[Bug] If a child workflow is in progress when the service goes down, no workflows are resumed

Question

[Bug] If a child workflow is in progress when the service goes down, no workflows are resumed

tgrieger-sf opened this issue a year ago · comments

What are you really trying to do?

Validating my understanding of how Temporal handles resuming child workflows.

Describe the bug

When running a simple workflow that spans child workflows, if a child workflow is in progress and I kill the application, restarting the application does not resume the workflows like I would expect.

If I, instead, kill the application while a child workflow is NOT running and then resume it, the parent workflow resumes no problem.

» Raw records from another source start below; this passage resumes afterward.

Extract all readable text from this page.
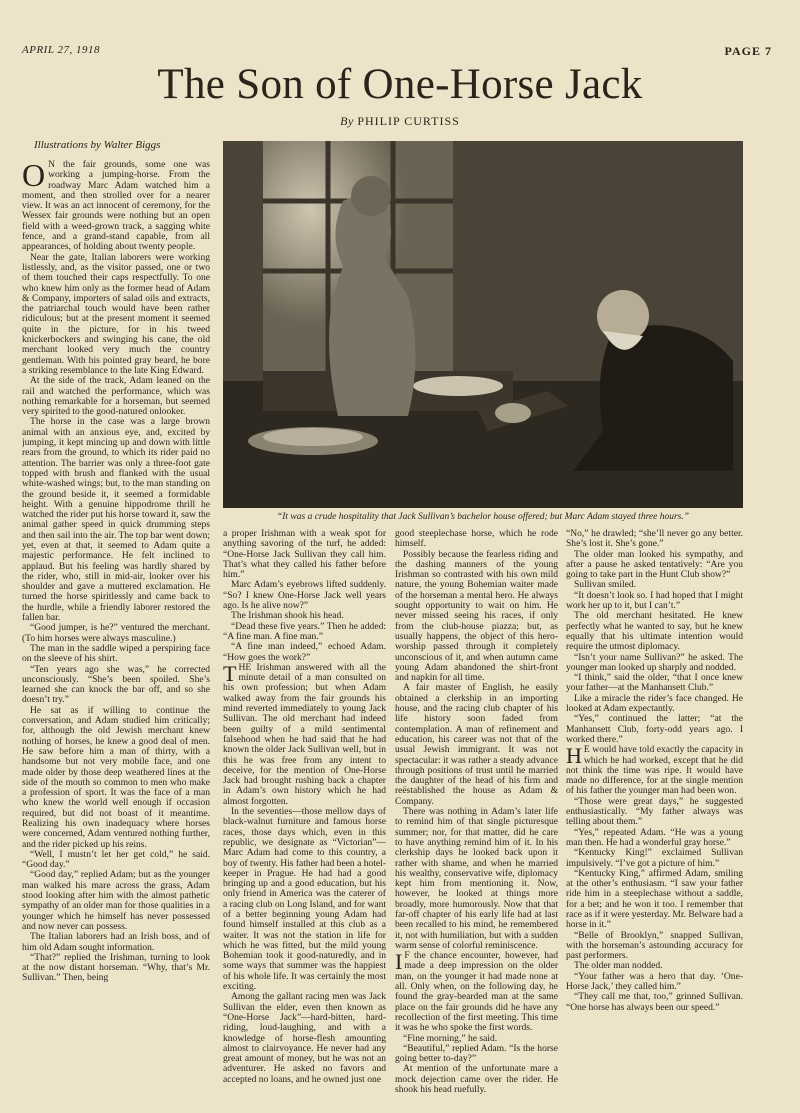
APRIL 27, 1918	PAGE 7
The Son of One-Horse Jack
By PHILIP CURTISS
Illustrations by Walter Biggs
“It was a crude hospitality that Jack Sullivan’s bachelor house offered; but Marc Adam stayed three hours.”

O N the fair grounds, some one was working a jumping-horse. From the roadway Marc Adam watched him a moment, and then strolled over for a nearer view. It was an act innocent of ceremony, for the Wessex fair grounds were nothing but an open field with a weed-grown track, a sagging white fence, and a grand-stand capable, from all appearances, of holding about twenty people.

Near the gate, Italian laborers were working listlessly, and, as the visitor passed, one or two of them touched their caps respectfully. To one who knew him only as the former head of Adam & Company, importers of salad oils and extracts, the patriarchal touch would have been rather ridiculous; but at the present moment it seemed quite in the picture, for in his tweed knickerbockers and swinging his cane, the old merchant looked very much the country gentleman. With his pointed gray beard, he bore a striking resemblance to the late King Edward.

At the side of the track, Adam leaned on the rail and watched the performance, which was nothing remarkable for a horseman, but seemed very spirited to the good-natured onlooker.

The horse in the case was a large brown animal with an anxious eye, and, excited by jumping, it kept mincing up and down with little rears from the ground, to which its rider paid no attention. The barrier was only a three-foot gate topped with brush and flanked with the usual white-washed wings; but, to the man standing on the ground beside it, it seemed a formidable height. With a genuine hippodrome thrill he watched the rider put his horse toward it, saw the animal gather speed in quick drumming steps and then sail into the air. The top bar went down; yet, even at that, it seemed to Adam quite a majestic performance. He felt inclined to applaud. But his feeling was hardly shared by the rider, who, still in mid-air, looker over his shoulder and gave a muttered exclamation. He turned the horse spiritlessly and came back to the hurdle, while a friendly laborer restored the fallen bar.

“Good jumper, is he?” ventured the merchant. (To him horses were always masculine.)

The man in the saddle wiped a perspiring face on the sleeve of his shirt.

“Ten years ago she was,” he corrected unconsciously. “She’s been spoiled. She’s learned she can knock the bar off, and so she doesn’t try.”

He sat as if willing to continue the conversation, and Adam studied him critically; for, although the old Jewish merchant knew nothing of horses, he knew a good deal of men. He saw before him a man of thirty, with a handsome but not very mobile face, and one made older by those deep weathered lines at the side of the mouth so common to men who make a profession of sport. It was the face of a man who knew the world well enough if occasion required, but did not boast of it meantime. Realizing his own inadequacy where horses were concerned, Adam ventured nothing further, and the rider picked up his reins.

“Well, I mustn’t let her get cold,” he said. “Good day.”

“Good day,” replied Adam; but as the younger man walked his mare across the grass, Adam stood looking after him with the almost pathetic sympathy of an older man for those qualities in a younger which he himself has never possessed and now never can possess.

The Italian laborers had an Irish boss, and of him old Adam sought information.

“That?” replied the Irishman, turning to look at the now distant horseman. “Why, that’s Mr. Sullivan.” Then, being

a proper Irishman with a weak spot for anything savoring of the turf, he added: “One-Horse Jack Sullivan they call him. That’s what they called his father before him.”

Marc Adam’s eyebrows lifted suddenly. “So? I knew One-Horse Jack well years ago. Is he alive now?”

The Irishman shook his head.

“Dead these five years.” Then he added: “A fine man. A fine man.”

“A fine man indeed,” echoed Adam. “How goes the work?”

THE Irishman answered with all the minute detail of a man consulted on his own profession; but when Adam walked away from the fair grounds his mind reverted immediately to young Jack Sullivan. The old merchant had indeed been guilty of a mild sentimental falsehood when he had said that he had known the older Jack Sullivan well, but in this he was free from any intent to deceive, for the mention of One-Horse Jack had brought rushing back a chapter in Adam’s own history which he had almost forgotten.

In the seventies—those mellow days of black-walnut furniture and famous horse races, those days which, even in this republic, we designate as “Victorian”—Marc Adam had come to this country, a boy of twenty. His father had been a hotel-keeper in Prague. He had had a good bringing up and a good education, but his only friend in America was the caterer of a racing club on Long Island, and for want of a better beginning young Adam had found himself installed at this club as a waiter. It was not the station in life for which he was fitted, but the mild young Bohemian took it good-naturedly, and in some ways that summer was the happiest of his whole life. It was certainly the most exciting.

Among the gallant racing men was Jack Sullivan the elder, even then known as “One-Horse Jack”—hard-bitten, hard-riding, loud-laughing, and with a knowledge of horse-flesh amounting almost to clairvoyance. He never had any great amount of money, but he was not an adventurer. He asked no favors and accepted no loans, and he owned just one

good steeplechase horse, which he rode himself.

Possibly because the fearless riding and the dashing manners of the young Irishman so contrasted with his own mild nature, the young Bohemian waiter made of the horseman a mental hero. He always sought opportunity to wait on him. He never missed seeing his races, if only from the club-house piazza; but, as usually happens, the object of this hero-worship passed through it completely unconscious of it, and when autumn came young Adam abandoned the shirt-front and napkin for all time.

A fair master of English, he easily obtained a clerkship in an importing house, and the racing club chapter of his life history soon faded from contemplation. A man of refinement and education, his career was not that of the usual Jewish immigrant. It was not spectacular: it was rather a steady advance through positions of trust until he married the daughter of the head of his firm and reëstablished the house as Adam & Company.

There was nothing in Adam’s later life to remind him of that single picturesque summer; nor, for that matter, did he care to have anything remind him of it. In his clerkship days he looked back upon it rather with shame, and when he married his wealthy, conservative wife, diplomacy kept him from mentioning it. Now, however, he looked at things more broadly, more humorously. Now that that far-off chapter of his early life had at last been recalled to his mind, he remembered it, not with humiliation, but with a sudden warm sense of colorful reminiscence.

I F the chance encounter, however, had made a deep impression on the older man, on the younger it had made none at all. Only when, on the following day, he found the gray-bearded man at the same place on the fair grounds did he have any recollection of the first meeting. This time it was he who spoke the first words.

“Fine morning,” he said.

“Beautiful,” replied Adam. “Is the horse going better to-day?”

At mention of the unfortunate mare a mock dejection came over the rider. He shook his head ruefully.

“No,” he drawled; “she’ll never go any better. She’s lost it. She’s gone.”

The older man looked his sympathy, and after a pause he asked tentatively: “Are you going to take part in the Hunt Club show?”

Sullivan smiled.

“It doesn’t look so. I had hoped that I might work her up to it, but I can’t.”

The old merchant hesitated. He knew perfectly what he wanted to say, but he knew equally that his ultimate intention would require the utmost diplomacy.

“Isn’t your name Sullivan?” he asked. The younger man looked up sharply and nodded.

“I think,” said the older, “that I once knew your father—at the Manhansett Club.”

Like a miracle the rider’s face changed. He looked at Adam expectantly.

“Yes,” continued the latter; “at the Manhansett Club, forty-odd years ago. I worked there.”

H E would have told exactly the capacity in which he had worked, except that he did not think the time was ripe. It would have made no difference, for at the single mention of his father the younger man had been won.

“Those were great days,” he suggested enthusiastically. “My father always was telling about them.”

“Yes,” repeated Adam. “He was a young man then. He had a wonderful gray horse.”

“Kentucky King!” exclaimed Sullivan impulsively. “I’ve got a picture of him.”

“Kentucky King,” affirmed Adam, smiling at the other’s enthusiasm. “I saw your father ride him in a steeplechase without a saddle, for a bet; and he won it too. I remember that race as if it were yesterday. Mr. Belware had a horse in it.”

“Belle of Brooklyn,” snapped Sullivan, with the horseman’s astounding accuracy for past performers.

The older man nodded.

“Your father was a hero that day. ‘One-Horse Jack,’ they called him.”

“They call me that, too,” grinned Sullivan. “One horse has always been our speed.”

I've linked essentially what I'm doing, just boiled down to exactly what is needed to reproduce. What I don't know is if this expected no matter what, an issue with the dotnet sdk, or something else. Any help is much appreciated.

Minimal Reproduction

Minimal reproduction with instructions here: https://github.com/tgrieger-sf/TemporalChildWorkflowBug

Environment/Versions

OS and processor: x64 Windows 10
Temporal Version: server 1.20.1
Are you using Docker or Kubernetes or building Temporal from source? Running it from temporal start dev

Additional context

N/A

Chad Retz · Answer 1 · Thu Jun 08 2023 03:37:01 GMT+0800 (China Standard Time)

I suspect your problem is that you have crashed an activity without the server knowing. For all but the most immediate activities, you should set a HeartbeatTimeout and heartbeat regularly as a keep alive to let the server know the activity hasn't crashed. See https://github.com/temporalio/sdk-dotnet#activity-heartbeating-and-cancellation. You should also set a StartToCloseTimeout with the max amount of time you expect an activity attempt to take before it should retry.

The child workflows resume, but they have nothing to resume because they are waiting on the activity. But since you are not heartbeating your activity or setting a reasonable timeout, the server thinks the activity is still running.

(can continue to discuss here, or can also discuss in forum at https://community.temporal.io/ or #dotnet-sdk in Slack)

Trevor Grieger · Answer 2 · Thu Jun 08 2023 04:01:17 GMT+0800 (China Standard Time)

I'll close the issue, updated the ScheduleToCloseTimeout to StartToCloseTimeout and set it at a more reasonable 1 second and that did it. Thanks!

Chad Retz · Answer 3 · Thu Jun 08 2023 06:22:53 GMT+0800 (China Standard Time)

Note that 1 second may not be very reasonable actually for schedule to close. That means it has to be picked up, processed including all retries, and completed within a second. May work for a test, but your normal workflow may need a bit more leniency.